Which risks are LPs exposed to?

Zest Protocol allows liquidity providers to generate Bitcoin yield through professionally managed pools. Zest Protocol is designed to be a set-and-forget solution to earn BTC.

Yield comes from taking risk. Below are the risks you're taking when earning BTC yield on Zest Protocol:

1. Credit Risk

When you provide liquidity in a pool you’re taking credit risk from the borrowers of that pool. It is possible that a borrower defaults, which could result in a loss for the pool. Liquidity providers should review and be comfortable with the underwriting process and results of different pool delegates when choosing which pool to add BTC funds to.

Borrowers enter a Master Loan Agreement (MLA) during onboarding which enables legal enforcement in case of default.

2. Smart contract risk:

Zest Protocol trades-off counterparty risk of CeFi lending for smart contract risk.
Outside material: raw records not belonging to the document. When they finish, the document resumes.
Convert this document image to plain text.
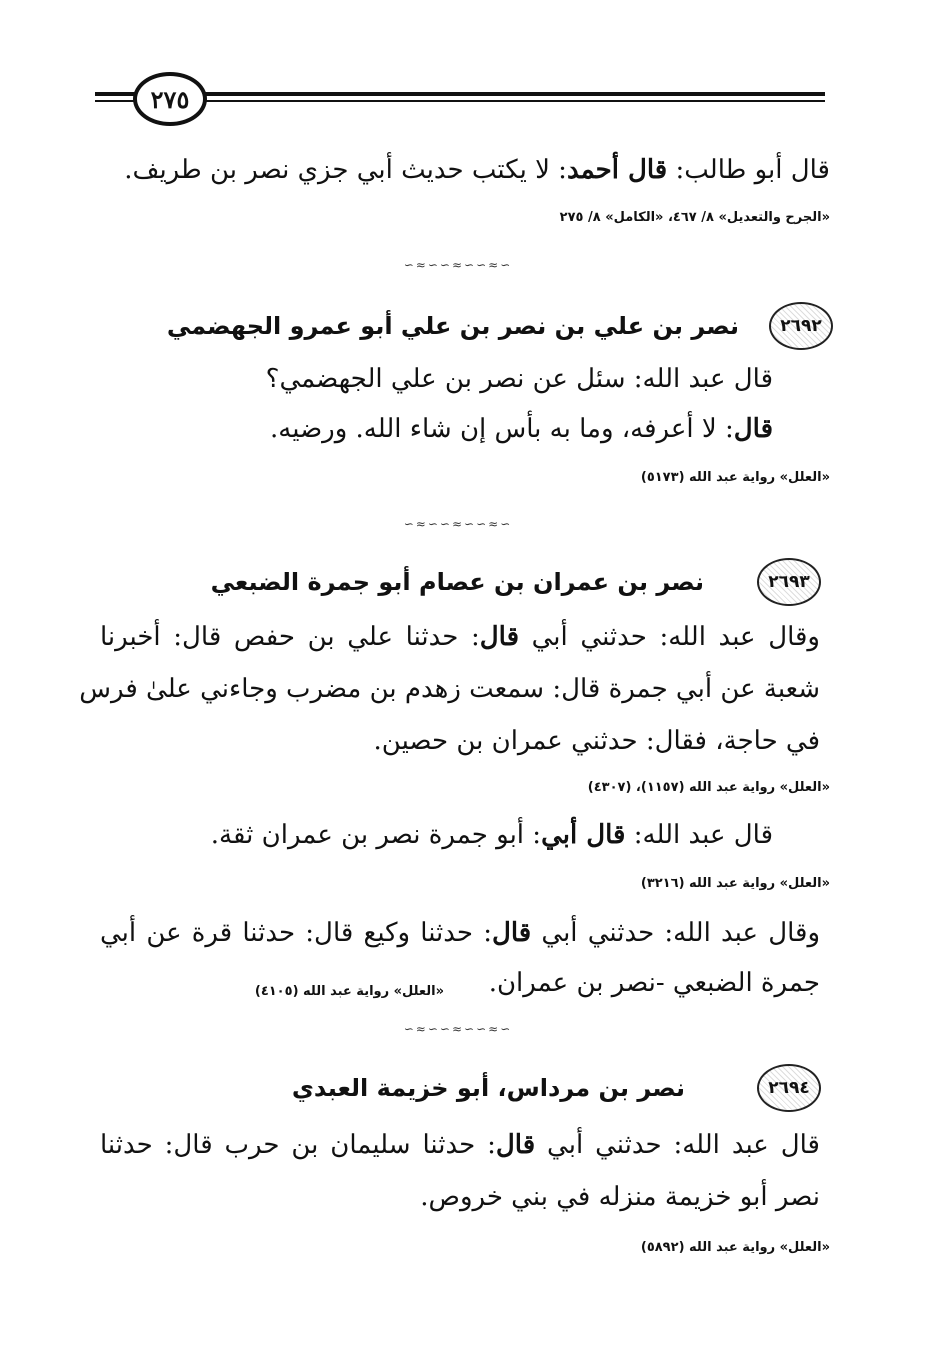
٢٧٥
قال أبو طالب: قال أحمد: لا يكتب حديث أبي جزي نصر بن طريف.
«الجرح والتعديل» ٨/ ٤٦٧، «الكامل» ٨/ ٢٧٥
∽≈∽∽≈∽∽≈∽
٢٦٩٢
نصر بن علي بن نصر بن علي أبو عمرو الجهضمي
قال عبد الله: سئل عن نصر بن علي الجهضمي؟
قال: لا أعرفه، وما به بأس إن شاء الله. ورضيه.
«العلل» رواية عبد الله (٥١٧٣)
∽≈∽∽≈∽∽≈∽
٢٦٩٣
نصر بن عمران بن عصام أبو جمرة الضبعي
وقال عبد الله: حدثني أبي قال: حدثنا علي بن حفص قال: أخبرنا
شعبة عن أبي جمرة قال: سمعت زهدم بن مضرب وجاءني علىٰ فرس
في حاجة، فقال: حدثني عمران بن حصين.
«العلل» رواية عبد الله (١١٥٧)، (٤٣٠٧)
قال عبد الله: قال أبي: أبو جمرة نصر بن عمران ثقة.
«العلل» رواية عبد الله (٣٢١٦)
وقال عبد الله: حدثني أبي قال: حدثنا وكيع قال: حدثنا قرة عن أبي
جمرة الضبعي -نصر بن عمران.
«العلل» رواية عبد الله (٤١٠٥)
∽≈∽∽≈∽∽≈∽
٢٦٩٤
نصر بن مرداس، أبو خزيمة العبدي
قال عبد الله: حدثني أبي قال: حدثنا سليمان بن حرب قال: حدثنا
نصر أبو خزيمة منزله في بني خروص.
«العلل» رواية عبد الله (٥٨٩٢)
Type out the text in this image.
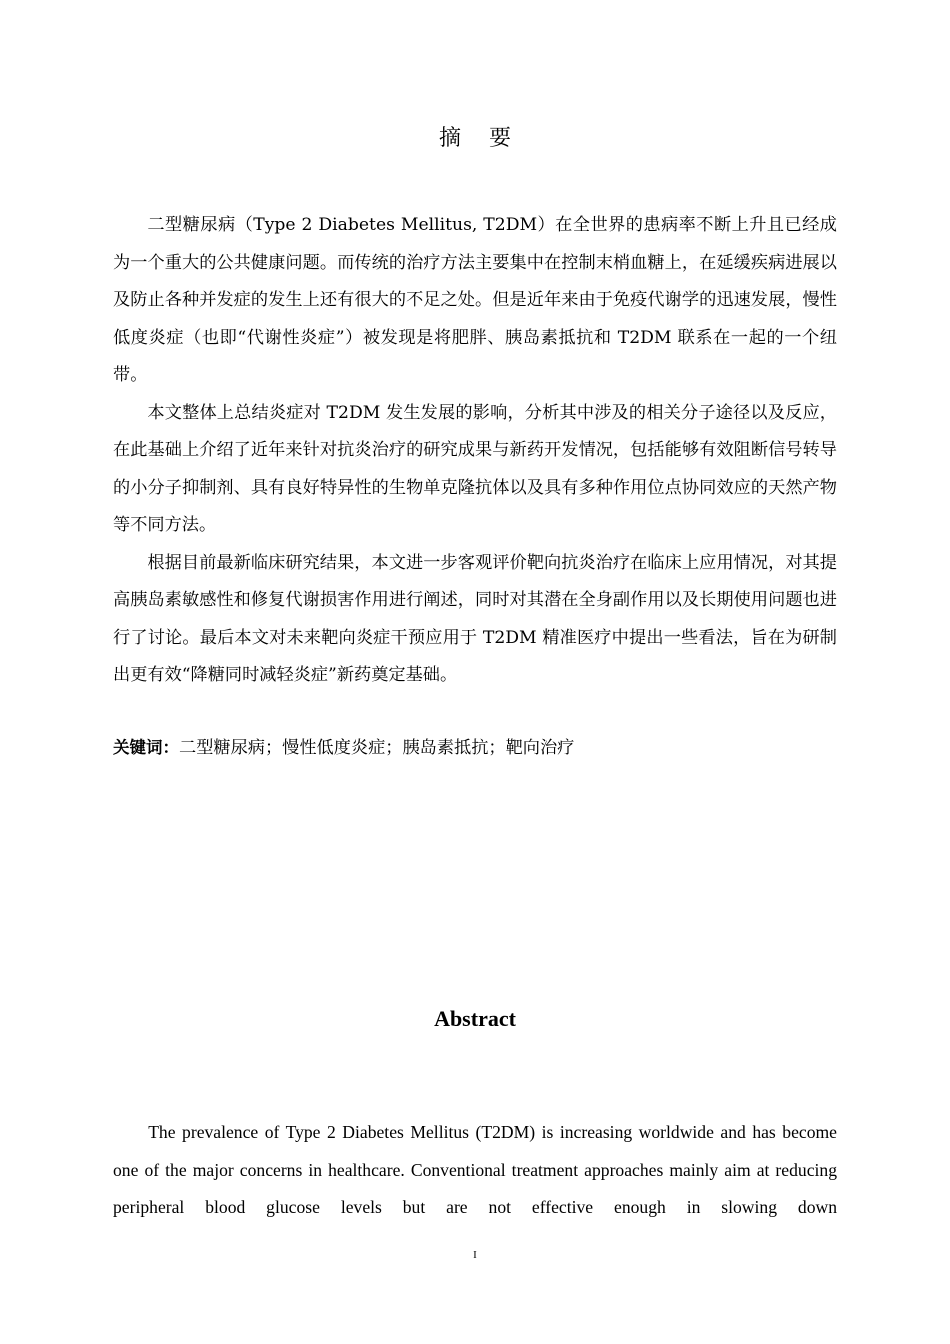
摘要

二型糖尿病（Type 2 Diabetes Mellitus, T2DM）在全世界的患病率不断上升且已经成为一个重大的公共健康问题。而传统的治疗方法主要集中在控制末梢血糖上，在延缓疾病进展以及防止各种并发症的发生上还有很大的不足之处。但是近年来由于免疫代谢学的迅速发展，慢性低度炎症（也即“代谢性炎症”）被发现是将肥胖、胰岛素抵抗和 T2DM 联系在一起的一个纽带。

本文整体上总结炎症对 T2DM 发生发展的影响，分析其中涉及的相关分子途径以及反应，在此基础上介绍了近年来针对抗炎治疗的研究成果与新药开发情况，包括能够有效阻断信号转导的小分子抑制剂、具有良好特异性的生物单克隆抗体以及具有多种作用位点协同效应的天然产物等不同方法。

根据目前最新临床研究结果，本文进一步客观评价靶向抗炎治疗在临床上应用情况，对其提高胰岛素敏感性和修复代谢损害作用进行阐述，同时对其潜在全身副作用以及长期使用问题也进行了讨论。最后本文对未来靶向炎症干预应用于 T2DM 精准医疗中提出一些看法，旨在为研制出更有效“降糖同时减轻炎症”新药奠定基础。

关键词：二型糖尿病；慢性低度炎症；胰岛素抵抗；靶向治疗
Abstract

The prevalence of Type 2 Diabetes Mellitus (T2DM) is increasing worldwide and has become one of the major concerns in healthcare. Conventional treatment approaches mainly aim at reducing peripheral blood glucose levels but are not effective enough in slowing down

I
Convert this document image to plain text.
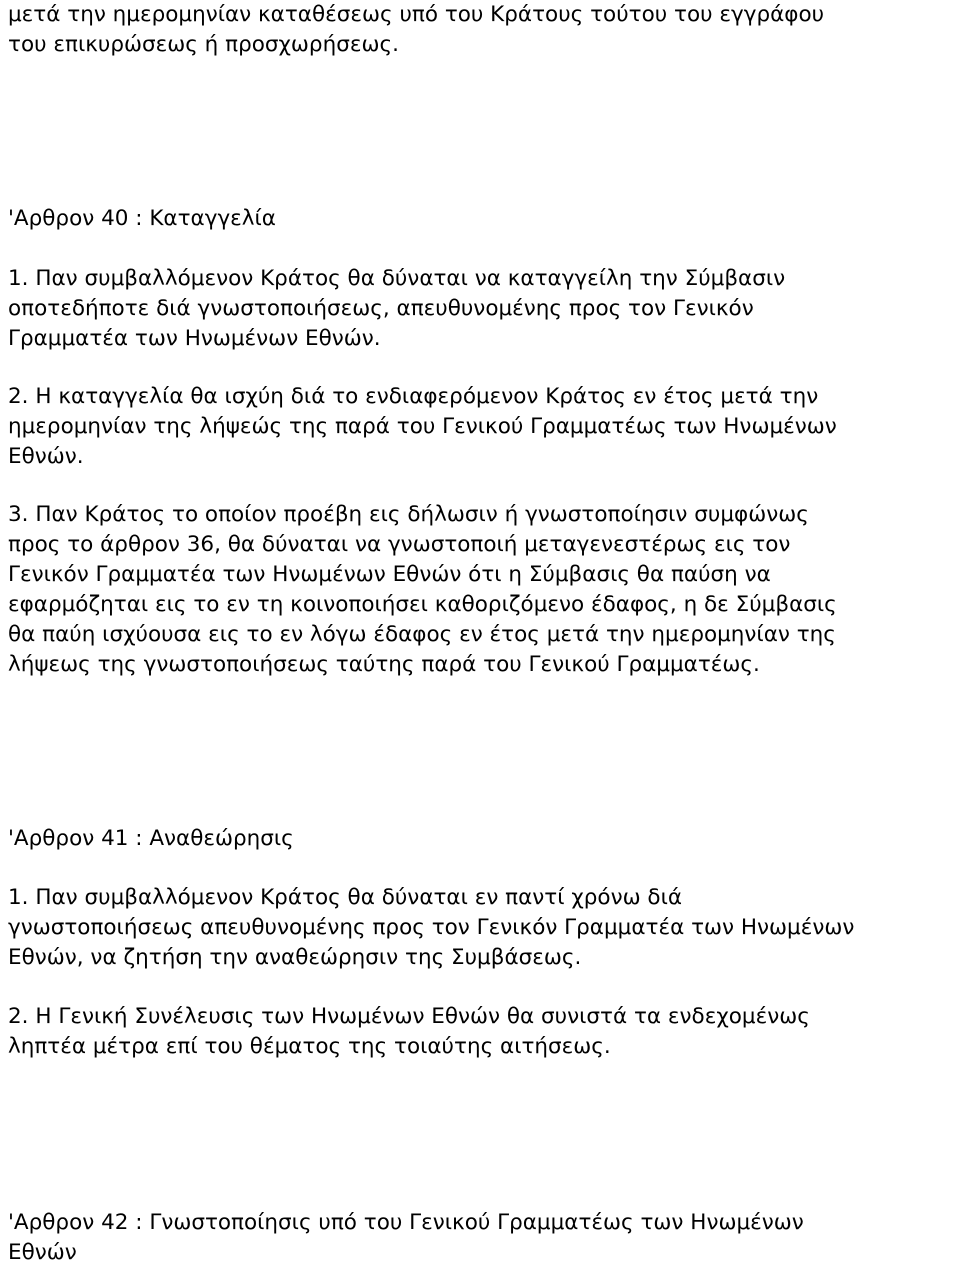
μετά την ημερομηνίαν καταθέσεως υπό του Κράτους τούτου του εγγράφου
του επικυρώσεως ή προσχωρήσεως.
'Αρθρον 40 : Καταγγελία
1. Παν συμβαλλόμενον Κράτος θα δύναται να καταγγείλη την Σύμβασιν
οποτεδήποτε διά γνωστοποιήσεως, απευθυνομένης προς τον Γενικόν
Γραμματέα των Ηνωμένων Εθνών.
2. Η καταγγελία θα ισχύη διά το ενδιαφερόμενον Κράτος εν έτος μετά την
ημερομηνίαν της λήψεώς της παρά του Γενικού Γραμματέως των Ηνωμένων
Εθνών.
3. Παν Κράτος το οποίον προέβη εις δήλωσιν ή γνωστοποίησιν συμφώνως
προς το άρθρον 36, θα δύναται να γνωστοποιή μεταγενεστέρως εις τον
Γενικόν Γραμματέα των Ηνωμένων Εθνών ότι η Σύμβασις θα παύση να
εφαρμόζηται εις το εν τη κοινοποιήσει καθοριζόμενο έδαφος, η δε Σύμβασις
θα παύη ισχύουσα εις το εν λόγω έδαφος εν έτος μετά την ημερομηνίαν της
λήψεως της γνωστοποιήσεως ταύτης παρά του Γενικού Γραμματέως.
'Αρθρον 41 : Αναθεώρησις
1. Παν συμβαλλόμενον Κράτος θα δύναται εν παντί χρόνω διά
γνωστοποιήσεως απευθυνομένης προς τον Γενικόν Γραμματέα των Ηνωμένων
Εθνών, να ζητήση την αναθεώρησιν της Συμβάσεως.
2. Η Γενική Συνέλευσις των Ηνωμένων Εθνών θα συνιστά τα ενδεχομένως
ληπτέα μέτρα επί του θέματος της τοιαύτης αιτήσεως.
'Αρθρον 42 : Γνωστοποίησις υπό του Γενικού Γραμματέως των Ηνωμένων
Εθνών
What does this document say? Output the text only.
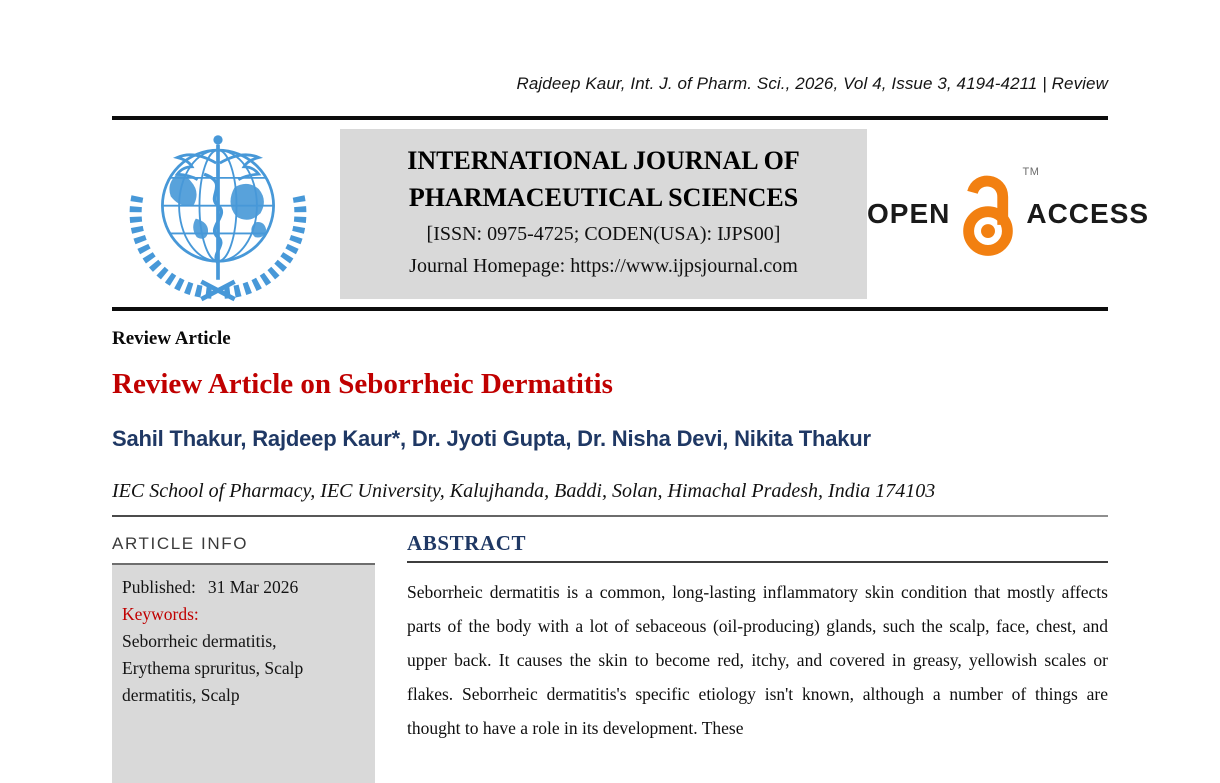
Rajdeep Kaur, Int. J. of Pharm. Sci., 2026, Vol 4, Issue 3, 4194-4211 | Review
INTERNATIONAL JOURNAL OF
PHARMACEUTICAL SCIENCES
[ISSN: 0975-4725; CODEN(USA): IJPS00]
Journal Homepage: https://www.ijpsjournal.com
OPEN
TM
ACCESS
Review Article
Review Article on Seborrheic Dermatitis
Sahil Thakur, Rajdeep Kaur*, Dr. Jyoti Gupta, Dr. Nisha Devi, Nikita Thakur
IEC School of Pharmacy, IEC University, Kalujhanda, Baddi, Solan, Himachal Pradesh, India 174103
ARTICLE INFO
Published: 31 Mar 2026
Keywords:
Seborrheic dermatitis, Erythema spruritus, Scalp dermatitis, Scalp
ABSTRACT
Seborrheic dermatitis is a common, long-lasting inflammatory skin condition that mostly affects parts of the body with a lot of sebaceous (oil-producing) glands, such the scalp, face, chest, and upper back. It causes the skin to become red, itchy, and covered in greasy, yellowish scales or flakes. Seborrheic dermatitis's specific etiology isn't known, although a number of things are thought to have a role in its development. These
BTC funds are held in escrow by Clarity smart contracts on Stacks. All smart contracts are vulnerable to exploits. Unlike counterparty risk, smart contract risk slowly scales down close to zero over time as contracts become more battle-tested. Zest addresses smart contract risk through:

  1. Smart contract security audits from leading cybersecurity firms and bug bounty programmes.

  2. Use of Clarity smart contracts instead of Solidity smart contracts: the Clarity language was designed in response to the many hacks of Solidity smart contracts. Clarity trades-off some of Solidity’s expressiveness for safety, enabling developers to build dapps with the safety requirements of financial use-cases in mind (learn more).

The Zest Protocol smart contract team has been a core contributor to Stacks and the Clarity language for many years.

3. Stacks L2 risk

The Zest Protocol pool contract is a smart contract on Stacks, which means that an attack on the Stacks network is a potential risk while BTC is escrowed on the Stacks L2.

Zest Protocol moves incoming BTC onto the Stacks L2. When BTC funds are escrowed in a pool, they exist as sBTC. sBTC is a 1-to-1 backed tokenised version of BTC on the Stacks layer. The BTC backing sBTC is held in a threashold-signature script on Bitcoin L1 by Stacks consensus.

Zest Protocol's unique technical design limits Stacks attack vector risks only to the portion of BTC that is escrowed in a pool in the form of sBTC waiting to be borrowed (when Zest Protocol pegs the sBTC out to BTC). Pool delegates are incentivised to keep the amount of sBTC in their pools as low as possible: the longer the sBTC sits idle in their pools, the lower the yield in their pool will be. Based on analysis of lending protocols with a similar design to Zest, we expect a utilisation rate of 90-95% of BTC capital - leading to only a 5-10% of BTC funds to be held in escrow as sBTC at any given time

4. Bitcoin blockchain 51% attack

Since all funds are in BTC, liquidity providers are exposed to potential attacks on Bitcoin.

Risks FAQ

  1. Is a liquidity provider exposed to counterparty risk from pool delegates? Pool delegates have no direct control over the BTC assets in their pool. When authorizing loans, pool delegates call a function in Zest Protocol in order to make a loan from the pool to a whitelisted borrower.

  2. Can withdrawals be frozen? Unlike CeFi lending, there is no ability to freeze withdrawals. Neither the pool delegates nor the DAO can freeze withdrawals.